Flagstaff Proposition 100
Saturday, May 14, 2005
On Tuesday, voters in Flagstaff will vote on Proposition 100, a ballot proposal directed against big-box stores.
If passed, Prop 100 will do four things.
- Prevent retail establishments larger than 125,000 square feet
- Require retail establishments larger than 75,000 square feet to restrict the sale of non-taxable grocery items to less than 8% of their floor space
- Require retail establishments larger than 75,000 square feet to be subject to economic impact studies
- Require a conditional use permit (and the associated community input and hearings) for establishments larger than 75,000 square feet
Traditionally, the anti-free market interest groups use zoning, permiting, and licensing processes to fight the development of big-box stores. Arguably, these are legitimate functions of local government (I happen to disagree with that, but that’s another topic altogether).
Prop 100 goes far beyond zoning. It introduces the notion that Flagstaff can determine how businesses (even those already in existence) can conduct their operations. It limits the variety of products a business can sell, based on percentage use of its floors space, forcing businesses to sell mainly taxable items, or dedicate an entire store to the sale of non-taxable grocery items.
Prop 100 is motivated almost entirely by Walmart’s desire to expand it current operations in Flagstaff to include grocery sales at an existing outlet. It falls short of naming Walmart in the proposition text, but otherwise, it amounts to a bill of attainder against Walmart.
In a missguided attempt to protect Flagstaff against the evil Walmart, Prop 100 essentially limits competition, consumer choice, and strikes a blow to the knee caps of the free market. There’s a simple way to send Walmart a message, to restrict its impact upon a community: don’t shop there. But the anti-Walmart faction knows that this tactic won’t work.
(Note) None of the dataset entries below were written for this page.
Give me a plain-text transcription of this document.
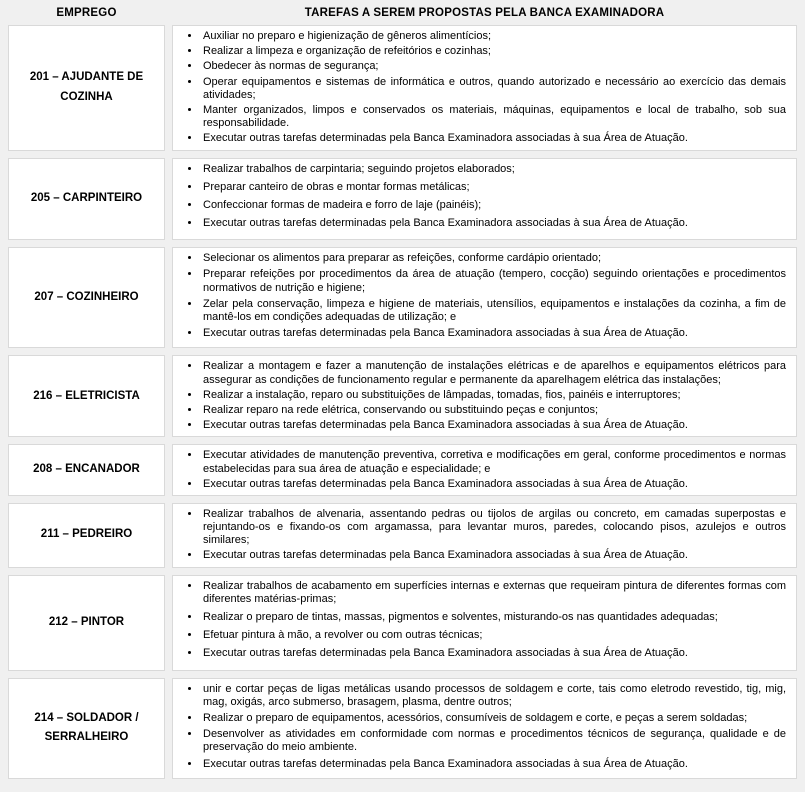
EMPREGO	TAREFAS A SEREM PROPOSTAS PELA BANCA EXAMINADORA
201 – AJUDANTE DE COZINHA
• Auxiliar no preparo e higienização de gêneros alimentícios;
• Realizar a limpeza e organização de refeitórios e cozinhas;
• Obedecer às normas de segurança;
• Operar equipamentos e sistemas de informática e outros, quando autorizado e necessário ao exercício das demais atividades;
• Manter organizados, limpos e conservados os materiais, máquinas, equipamentos e local de trabalho, sob sua responsabilidade.
• Executar outras tarefas determinadas pela Banca Examinadora associadas à sua Área de Atuação.
205 – CARPINTEIRO
• Realizar trabalhos de carpintaria; seguindo projetos elaborados;
• Preparar canteiro de obras e montar formas metálicas;
• Confeccionar formas de madeira e forro de laje (painéis);
• Executar outras tarefas determinadas pela Banca Examinadora associadas à sua Área de Atuação.
207 – COZINHEIRO
• Selecionar os alimentos para preparar as refeições, conforme cardápio orientado;
• Preparar refeições por procedimentos da área de atuação (tempero, cocção) seguindo orientações e procedimentos normativos de nutrição e higiene;
• Zelar pela conservação, limpeza e higiene de materiais, utensílios, equipamentos e instalações da cozinha, a fim de mantê-los em condições adequadas de utilização; e
• Executar outras tarefas determinadas pela Banca Examinadora associadas à sua Área de Atuação.
216 – ELETRICISTA
• Realizar a montagem e fazer a manutenção de instalações elétricas e de aparelhos e equipamentos elétricos para assegurar as condições de funcionamento regular e permanente da aparelhagem elétrica das instalações;
• Realizar a instalação, reparo ou substituições de lâmpadas, tomadas, fios, painéis e interruptores;
• Realizar reparo na rede elétrica, conservando ou substituindo peças e conjuntos;
• Executar outras tarefas determinadas pela Banca Examinadora associadas à sua Área de Atuação.
208 – ENCANADOR
• Executar atividades de manutenção preventiva, corretiva e modificações em geral, conforme procedimentos e normas estabelecidas para sua área de atuação e especialidade; e
• Executar outras tarefas determinadas pela Banca Examinadora associadas à sua Área de Atuação.
211 – PEDREIRO
• Realizar trabalhos de alvenaria, assentando pedras ou tijolos de argilas ou concreto, em camadas superpostas e rejuntando-os e fixando-os com argamassa, para levantar muros, paredes, colocando pisos, azulejos e outros similares;
• Executar outras tarefas determinadas pela Banca Examinadora associadas à sua Área de Atuação.
212 – PINTOR
• Realizar trabalhos de acabamento em superfícies internas e externas que requeiram pintura de diferentes formas com diferentes matérias-primas;
• Realizar o preparo de tintas, massas, pigmentos e solventes, misturando-os nas quantidades adequadas;
• Efetuar pintura à mão, a revolver ou com outras técnicas;
• Executar outras tarefas determinadas pela Banca Examinadora associadas à sua Área de Atuação.
214 – SOLDADOR / SERRALHEIRO
• unir e cortar peças de ligas metálicas usando processos de soldagem e corte, tais como eletrodo revestido, tig, mig, mag, oxigás, arco submerso, brasagem, plasma, dentre outros;
• Realizar o preparo de equipamentos, acessórios, consumíveis de soldagem e corte, e peças a serem soldadas;
• Desenvolver as atividades em conformidade com normas e procedimentos técnicos de segurança, qualidade e de preservação do meio ambiente.
• Executar outras tarefas determinadas pela Banca Examinadora associadas à sua Área de Atuação.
Their politics aren’t strong enough to actually prevent them from shopping at Walmart (after all, it’s so cheap, and really convenient), so instead, they must attempt to force local government to limit the existence of Walmart. Instead of taking personal responsibility, they want to concede their own free will to the government, throwing everyone else’s free will out the window with it.
Walmart hasn’t helped much to stem the anti-big-box tide. Their own political action group used Nazi imagery in an ad in the Arizona Daily Sun opposing Prop 100, showing Nazi book burnings, and equating them to the stifling of consumer choice by Prop 100.
It’s a reasonable parallel, but Nazi imagery is far too politically and emotionally charged for it to be tossed around any time the government tries to chisel away at the free market or individual liberty. For a large portion of the population, Nazism is equated first with Jews in gas chambers. Its assault on liberty was far more widespread than that, but any clueful ad exec knows better than to cater to anything less than the prevalent public attitudes.
Walmart’s blunder aside, Prop 100 is a horrible assault on the free market and personal liberty. It’s yet another example of people ceding control of their own lives to the government for the sake of convenience and personal weakness.
Flagstaff voters, vote no on Proposition 100.